Eu executo todos os meus aplicativos de produção com a verificação de estouro ativada. Esta é uma opção de compilador C #. Na verdade, aferi isso e não consegui determinar a diferença. O custo de acessar o banco de dados para gerar HTML (sem brinquedo) ofusca os custos de verificação de estouro.

Eu aprecio o fato de que eu conheço que nenhuma operação transborda na produção. Quase todo o código se comportaria de maneira irregular na presença de transbordamentos. Os bugs não seriam benignos. Corrupção de dados é provável, questões de segurança são uma possibilidade.

Caso eu precise de desempenho, o que às vezes é o caso, desabilite a verificação de estouro usando unchecked {} em uma base granular. Quando eu quero dizer que eu confio em uma operação que não está sobrecarregada, eu posso adicionar redundantemente checked {} ao código para documentar esse fato. Estou consciente de transbordamentos, mas não preciso necessariamente ser graças à verificação.

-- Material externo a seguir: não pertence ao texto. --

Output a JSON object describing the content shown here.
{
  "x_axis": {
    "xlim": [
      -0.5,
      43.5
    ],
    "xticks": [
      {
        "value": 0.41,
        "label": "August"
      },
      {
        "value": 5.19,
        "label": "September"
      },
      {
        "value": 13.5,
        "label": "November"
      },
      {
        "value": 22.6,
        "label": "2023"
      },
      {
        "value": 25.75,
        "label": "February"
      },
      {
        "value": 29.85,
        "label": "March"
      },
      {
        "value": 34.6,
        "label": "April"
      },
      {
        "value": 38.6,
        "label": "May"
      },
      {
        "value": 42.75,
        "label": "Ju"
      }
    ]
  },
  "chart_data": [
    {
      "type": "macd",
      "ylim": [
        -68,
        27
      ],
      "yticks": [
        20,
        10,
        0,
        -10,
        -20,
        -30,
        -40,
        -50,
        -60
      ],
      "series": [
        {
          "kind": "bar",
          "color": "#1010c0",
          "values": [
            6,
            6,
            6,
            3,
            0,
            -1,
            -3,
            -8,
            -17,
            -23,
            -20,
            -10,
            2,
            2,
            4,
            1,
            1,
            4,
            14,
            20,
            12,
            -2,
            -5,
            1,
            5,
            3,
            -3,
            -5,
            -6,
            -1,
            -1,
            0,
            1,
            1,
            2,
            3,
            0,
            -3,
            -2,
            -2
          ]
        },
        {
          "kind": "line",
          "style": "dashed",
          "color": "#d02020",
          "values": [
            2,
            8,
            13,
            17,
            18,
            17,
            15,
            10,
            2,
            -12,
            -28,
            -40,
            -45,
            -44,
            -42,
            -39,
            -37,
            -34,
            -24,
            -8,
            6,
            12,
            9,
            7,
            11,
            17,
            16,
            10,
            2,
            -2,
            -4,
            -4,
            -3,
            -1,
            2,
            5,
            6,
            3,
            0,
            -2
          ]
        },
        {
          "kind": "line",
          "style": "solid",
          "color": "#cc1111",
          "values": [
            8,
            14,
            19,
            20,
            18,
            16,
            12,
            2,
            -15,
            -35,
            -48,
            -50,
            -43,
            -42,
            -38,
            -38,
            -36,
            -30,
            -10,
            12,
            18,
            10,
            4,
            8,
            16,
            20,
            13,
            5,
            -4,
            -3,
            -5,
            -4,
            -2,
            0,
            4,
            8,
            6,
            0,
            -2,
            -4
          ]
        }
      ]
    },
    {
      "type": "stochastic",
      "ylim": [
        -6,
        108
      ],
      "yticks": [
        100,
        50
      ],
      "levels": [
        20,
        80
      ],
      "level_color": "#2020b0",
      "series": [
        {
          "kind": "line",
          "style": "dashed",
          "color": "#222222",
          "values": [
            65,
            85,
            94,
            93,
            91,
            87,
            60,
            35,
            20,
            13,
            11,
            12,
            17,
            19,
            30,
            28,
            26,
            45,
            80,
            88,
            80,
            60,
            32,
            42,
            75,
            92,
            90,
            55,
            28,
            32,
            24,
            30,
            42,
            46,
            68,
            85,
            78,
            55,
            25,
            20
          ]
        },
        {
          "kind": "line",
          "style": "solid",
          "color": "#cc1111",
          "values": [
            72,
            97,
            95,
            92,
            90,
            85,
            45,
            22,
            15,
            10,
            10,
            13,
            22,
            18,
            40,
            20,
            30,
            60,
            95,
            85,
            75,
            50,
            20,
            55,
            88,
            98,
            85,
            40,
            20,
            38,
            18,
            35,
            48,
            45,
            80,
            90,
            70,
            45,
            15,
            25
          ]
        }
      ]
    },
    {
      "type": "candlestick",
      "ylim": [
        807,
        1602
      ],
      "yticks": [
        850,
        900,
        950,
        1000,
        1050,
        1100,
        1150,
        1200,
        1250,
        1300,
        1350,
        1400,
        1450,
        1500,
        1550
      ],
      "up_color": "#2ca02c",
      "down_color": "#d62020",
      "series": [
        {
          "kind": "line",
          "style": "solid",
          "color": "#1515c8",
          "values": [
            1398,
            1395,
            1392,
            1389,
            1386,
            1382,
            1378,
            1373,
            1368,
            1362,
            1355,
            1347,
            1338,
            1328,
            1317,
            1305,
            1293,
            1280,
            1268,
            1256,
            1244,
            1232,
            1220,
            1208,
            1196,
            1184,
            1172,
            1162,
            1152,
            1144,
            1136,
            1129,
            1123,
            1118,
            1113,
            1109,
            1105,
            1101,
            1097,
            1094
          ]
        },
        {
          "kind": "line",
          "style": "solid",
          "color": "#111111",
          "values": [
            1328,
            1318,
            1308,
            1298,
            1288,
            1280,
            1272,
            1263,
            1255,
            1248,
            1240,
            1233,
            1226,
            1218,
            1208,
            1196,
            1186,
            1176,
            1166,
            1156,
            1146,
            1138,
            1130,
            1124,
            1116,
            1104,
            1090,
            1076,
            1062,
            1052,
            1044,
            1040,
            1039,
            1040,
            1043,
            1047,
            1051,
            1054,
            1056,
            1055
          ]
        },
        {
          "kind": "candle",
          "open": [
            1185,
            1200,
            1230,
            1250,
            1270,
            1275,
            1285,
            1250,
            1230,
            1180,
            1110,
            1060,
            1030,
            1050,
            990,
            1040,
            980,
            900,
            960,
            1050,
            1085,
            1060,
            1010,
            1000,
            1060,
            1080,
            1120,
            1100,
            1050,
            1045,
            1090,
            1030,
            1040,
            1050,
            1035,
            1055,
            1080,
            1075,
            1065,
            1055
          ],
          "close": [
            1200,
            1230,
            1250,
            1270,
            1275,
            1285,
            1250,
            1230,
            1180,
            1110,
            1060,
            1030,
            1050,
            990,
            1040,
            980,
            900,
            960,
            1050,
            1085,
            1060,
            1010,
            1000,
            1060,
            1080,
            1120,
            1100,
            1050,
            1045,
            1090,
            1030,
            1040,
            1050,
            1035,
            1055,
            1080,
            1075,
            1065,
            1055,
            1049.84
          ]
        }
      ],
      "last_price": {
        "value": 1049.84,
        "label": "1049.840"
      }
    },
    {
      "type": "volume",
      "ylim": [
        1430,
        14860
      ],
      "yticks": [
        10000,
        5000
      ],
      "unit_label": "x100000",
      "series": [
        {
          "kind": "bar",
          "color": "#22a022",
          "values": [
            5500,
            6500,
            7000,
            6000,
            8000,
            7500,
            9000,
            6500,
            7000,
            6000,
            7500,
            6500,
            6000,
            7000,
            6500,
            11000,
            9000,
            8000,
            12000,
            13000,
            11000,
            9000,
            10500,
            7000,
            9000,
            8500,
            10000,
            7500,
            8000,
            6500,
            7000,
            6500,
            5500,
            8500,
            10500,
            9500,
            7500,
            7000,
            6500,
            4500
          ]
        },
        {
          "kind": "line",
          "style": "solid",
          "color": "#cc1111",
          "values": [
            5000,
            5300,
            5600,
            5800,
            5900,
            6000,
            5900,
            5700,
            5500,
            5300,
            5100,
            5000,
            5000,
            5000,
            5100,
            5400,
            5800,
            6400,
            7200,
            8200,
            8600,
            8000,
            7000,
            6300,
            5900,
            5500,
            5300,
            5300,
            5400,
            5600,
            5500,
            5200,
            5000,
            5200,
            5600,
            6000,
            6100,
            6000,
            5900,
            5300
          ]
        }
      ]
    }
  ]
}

Acredito que a equipe de C # fez a escolha errada quando optou por não verificar o estouro por padrão, mas essa opção agora está selada devido a strongs preocupações de compatibilidade. Note que esta escolha foi feita por volta do ano 2000. O hardware era menos capaz e o .NET ainda não tinha muita tração. Talvez a .NET quisesse atrair programadores Java e C / C ++ dessa maneira. O .NET também deve estar próximo ao metal. É por isso que ele tem código inseguro, estruturas e grandes capacidades de chamadas nativas, tudo o que o Java não possui.

Quanto mais rápido o nosso hardware fica e os compiladores mais inteligentes recebem a verificação de estouro mais atraente por padrão.

Eu também acredito que a verificação de estouro é muitas vezes melhor do que números infinitamente dimensionados. Números infinitamente dimensionados têm um custo de desempenho ainda maior, mais difícil de otimizar (acredito) e abrem a possibilidade de um consumo ilimitado de recursos.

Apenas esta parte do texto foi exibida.